Downloading builder script: 0.00B [00:00, ?B/s]

Downloading extra modules:   0%|          | 0.00/1.55k [00:00<?, ?B/s]

Downloading extra modules: 0.00B [00:00, ?B/s]

{'bleu': 0.5425720031942434, 'precisions': [0.6539316178051753, 0.5723882325689136, 0.5103338632750397, 0.4536825773478142], 'brevity_penalty': 1.0, 'length_ratio': 1.298975791433892, 'translation_length': 13951, 'reference_length': 10740}


Downloading builder script: 0.00B [00:00, ?B/s]

{'rouge1': np.float64(0.8163419272962404), 'rouge2': np.float64(0.7335322818965659), 'rougeL': np.float64(0.7989890984166818), 'rougeLsum': np.float64(0.7997594433435347)}


## Step 9: Additional Evaluation Metrics

To provide a more comprehensive assessment of model performance, I calculate exact match rate alongside BLEU and ROUGE metrics.

In [13]:
exact_matches = sum(1 for o, p in zip(originals_text, predictions_text) if o.strip() == p.strip())
exact_match_rate = exact_matches / len(originals_text)
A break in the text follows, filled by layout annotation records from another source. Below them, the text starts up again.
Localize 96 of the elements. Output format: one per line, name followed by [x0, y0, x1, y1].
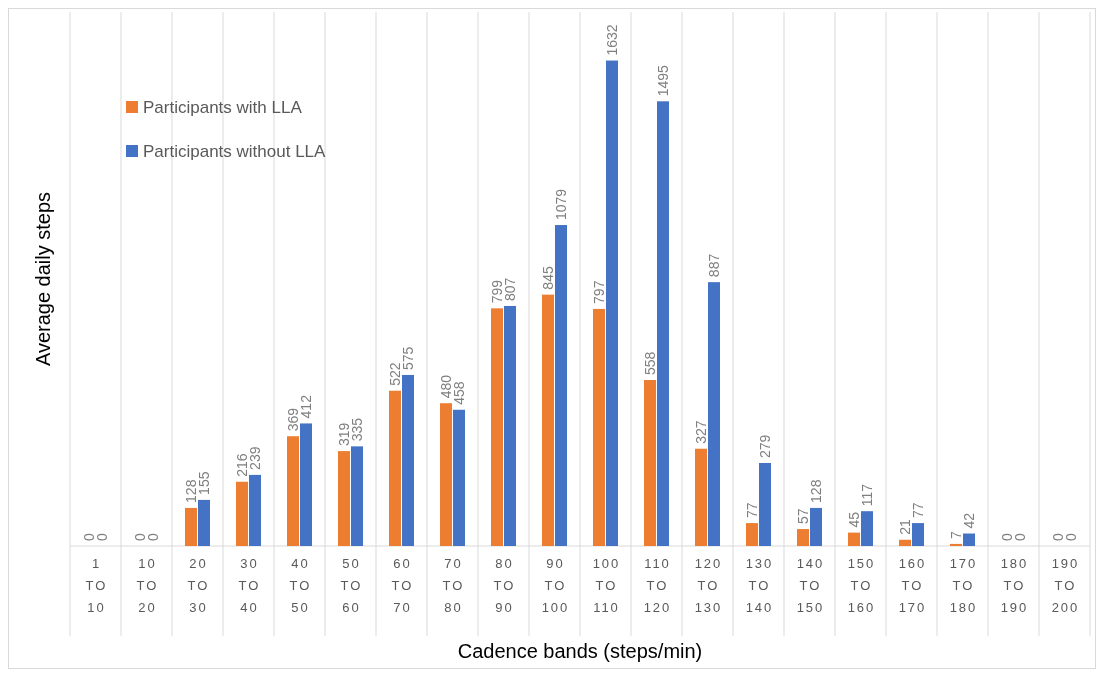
x-tick-label: 70 TO 80	[442, 556, 465, 615]
data-label: 77	[910, 502, 926, 519]
data-label: 21	[897, 518, 913, 535]
bar	[593, 308, 605, 546]
bar	[848, 532, 860, 546]
data-label: 155	[196, 471, 212, 495]
data-label: 845	[540, 266, 556, 290]
bar	[236, 481, 248, 546]
bar	[644, 380, 656, 546]
x-tick-label: 80 TO 90	[493, 556, 516, 615]
data-label: 369	[285, 407, 301, 432]
bar	[338, 451, 350, 546]
bar	[899, 539, 911, 546]
bar	[708, 282, 720, 546]
data-label: 0	[81, 533, 97, 541]
data-label: 128	[183, 479, 199, 503]
bar	[402, 374, 414, 546]
x-tick-label: 60 TO 70	[391, 556, 414, 615]
data-label: 0	[999, 533, 1015, 541]
bar	[912, 523, 924, 546]
bar	[453, 409, 465, 546]
bar	[185, 507, 197, 546]
data-label: 799	[489, 279, 505, 304]
x-axis-title: Cadence bands (steps/min)	[457, 640, 703, 662]
x-tick-label: 190 TO 200	[1051, 556, 1080, 615]
bar	[657, 101, 669, 546]
x-tick-label: 110 TO 120	[643, 556, 672, 615]
data-label: 480	[438, 374, 454, 399]
data-label: 7	[948, 530, 964, 539]
data-label: 117	[859, 483, 875, 507]
bar	[797, 529, 809, 546]
data-label: 42	[961, 512, 977, 529]
legend-label: Participants without LLA	[143, 142, 327, 161]
x-tick-label: 170 TO 180	[949, 556, 978, 615]
data-label: 216	[234, 453, 250, 477]
data-label: 807	[502, 277, 518, 301]
x-tick-label: 180 TO 190	[1000, 556, 1029, 615]
bar	[810, 507, 822, 546]
bar	[695, 448, 707, 546]
data-label: 128	[808, 479, 824, 503]
data-label: 57	[795, 508, 811, 525]
x-tick-label: 50 TO 60	[340, 556, 363, 615]
bar	[759, 463, 771, 546]
x-tick-label: 10 TO 20	[136, 556, 159, 615]
data-label: 797	[591, 280, 607, 304]
bar	[287, 436, 299, 546]
bar	[963, 533, 975, 546]
legend-label: Participants with LLA	[143, 98, 303, 117]
bar	[300, 423, 312, 546]
x-tick-label: 150 TO 160	[847, 556, 876, 615]
bar	[861, 511, 873, 546]
bar	[249, 474, 261, 546]
x-tick-label: 1 TO 10	[85, 556, 108, 615]
data-label: 0	[94, 533, 110, 541]
data-label: 239	[247, 446, 263, 470]
data-label: 0	[145, 533, 161, 541]
data-label: 45	[846, 511, 862, 528]
bar	[746, 523, 758, 546]
bar	[542, 294, 554, 546]
data-label: 412	[298, 394, 314, 419]
data-label: 887	[706, 253, 722, 278]
y-axis-title: Average daily steps	[32, 191, 54, 367]
bar	[351, 446, 363, 546]
data-label: 77	[744, 502, 760, 519]
data-label: 522	[387, 362, 403, 386]
data-label: 0	[1050, 533, 1066, 541]
x-tick-label: 140 TO 150	[796, 556, 825, 615]
data-label: 1495	[655, 64, 671, 97]
data-label: 0	[132, 533, 148, 541]
bar	[440, 403, 452, 546]
data-label: 335	[349, 417, 365, 442]
data-label: 458	[451, 381, 467, 405]
data-label: 327	[693, 420, 709, 444]
data-label: 575	[400, 346, 416, 370]
bar	[950, 543, 962, 546]
bar	[389, 390, 401, 546]
x-tick-label: 30 TO 40	[238, 556, 261, 615]
bar	[555, 225, 567, 546]
bar	[606, 60, 618, 546]
data-label: 1632	[604, 24, 620, 56]
bar	[504, 305, 516, 546]
data-label: 319	[336, 422, 352, 447]
x-tick-label: 120 TO 130	[694, 556, 723, 615]
data-label: 0	[1063, 533, 1079, 541]
x-tick-label: 100 TO 110	[592, 556, 621, 615]
x-tick-label: 40 TO 50	[289, 556, 312, 615]
data-label: 0	[1012, 533, 1028, 541]
data-label: 558	[642, 351, 658, 376]
data-label: 279	[757, 434, 773, 459]
bar	[198, 499, 210, 546]
x-tick-label: 20 TO 30	[187, 556, 210, 615]
x-tick-label: 160 TO 170	[898, 556, 927, 615]
x-tick-label: 90 TO 100	[541, 556, 570, 615]
x-tick-label: 130 TO 140	[745, 556, 774, 615]
data-label: 1079	[553, 188, 569, 221]
bar	[491, 308, 503, 546]
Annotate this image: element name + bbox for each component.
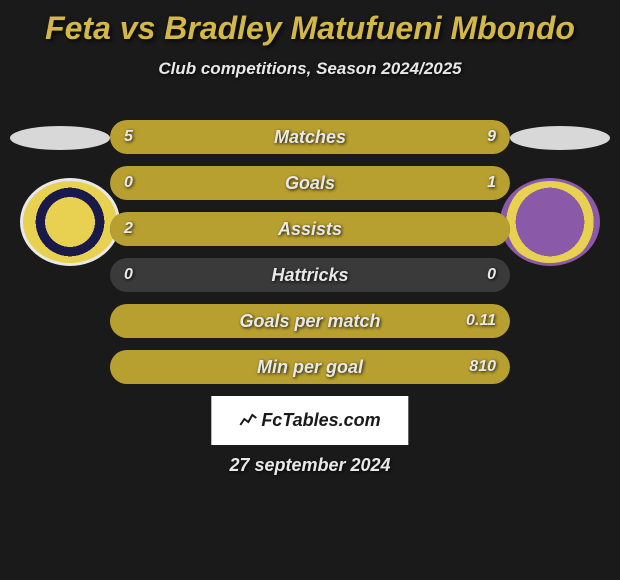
player-marker-right [510, 126, 610, 150]
chart-icon [239, 410, 257, 431]
comparison-infographic: Feta vs Bradley Matufueni Mbondo Club co… [0, 0, 620, 580]
stat-row: 0 Goals 1 [110, 166, 510, 200]
stat-value-right: 1 [487, 166, 496, 200]
player-marker-left [10, 126, 110, 150]
attribution-badge: FcTables.com [211, 396, 408, 445]
main-title: Feta vs Bradley Matufueni Mbondo [0, 0, 620, 47]
stat-row: 2 Assists [110, 212, 510, 246]
stat-row: 5 Matches 9 [110, 120, 510, 154]
attribution-text: FcTables.com [261, 410, 380, 430]
club-badge-right [500, 178, 600, 266]
stat-label: Goals [110, 166, 510, 200]
stats-bars: 5 Matches 9 0 Goals 1 2 Assists 0 Hattri… [110, 120, 510, 396]
stat-label: Matches [110, 120, 510, 154]
stat-label: Hattricks [110, 258, 510, 292]
stat-value-right: 810 [469, 350, 496, 384]
date-text: 27 september 2024 [0, 455, 620, 476]
stat-value-right: 0.11 [466, 304, 496, 338]
subtitle: Club competitions, Season 2024/2025 [0, 59, 620, 79]
stat-row: Goals per match 0.11 [110, 304, 510, 338]
stat-value-right: 0 [487, 258, 496, 292]
stat-label: Assists [110, 212, 510, 246]
stat-label: Goals per match [110, 304, 510, 338]
stat-value-right: 9 [487, 120, 496, 154]
stat-row: Min per goal 810 [110, 350, 510, 384]
club-badge-left [20, 178, 120, 266]
stat-label: Min per goal [110, 350, 510, 384]
stat-row: 0 Hattricks 0 [110, 258, 510, 292]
print("\nExact Match Rate: {:.4f}".format(exact_match_rate))
print("Exact Matches: {}/{}".format(exact_matches, len(originals_text)))


Exact Match Rate: 0.3650
Exact Matches: 365/1000


## Step 10: Performance Summary

This section summarizes the performance metrics achieved through prompt engineering.

In [14]:
print("\nPerformance Summary:")
print("="*60)
print("BLEU Score:     {:.4f}".format(bleu_results['bleu']))
print("ROUGE-1 Score:  {:.4f}".format(rouge_results['rouge1']))
print("ROUGE-2 Score:  {:.4f}".format(rouge_results['rouge2']))
print("ROUGE-L Score:  {:.4f}".format(rouge_results['rougeL']))
print("Exact Match:    {:.4f}".format(exact_match_rate))
print("="*60)


Performance Summary:
BLEU Score:     0.5426
ROUGE-1 Score:  0.8163
ROUGE-2 Score:  0.7335
ROUGE-L Score:  0.7990
Exact Match:    0.3650


## Step 12: Error Analysis

A detailed analysis of prediction failures provides insights into remaining model limitations and areas for potential improvement.

In [15]:
df_dev_experiment['exact_match'] = df_dev_experiment['original'] == df_dev_experiment['prediction']
failures = df_dev_experiment[~df_dev_experiment['exact_match']].copy()

print("Error Analysis:")
print("Total Failures: {}/{} ({:.1f}%)".format(len(failures), len(df_dev_experiment), len(failures)/len(df_dev_experiment)*100))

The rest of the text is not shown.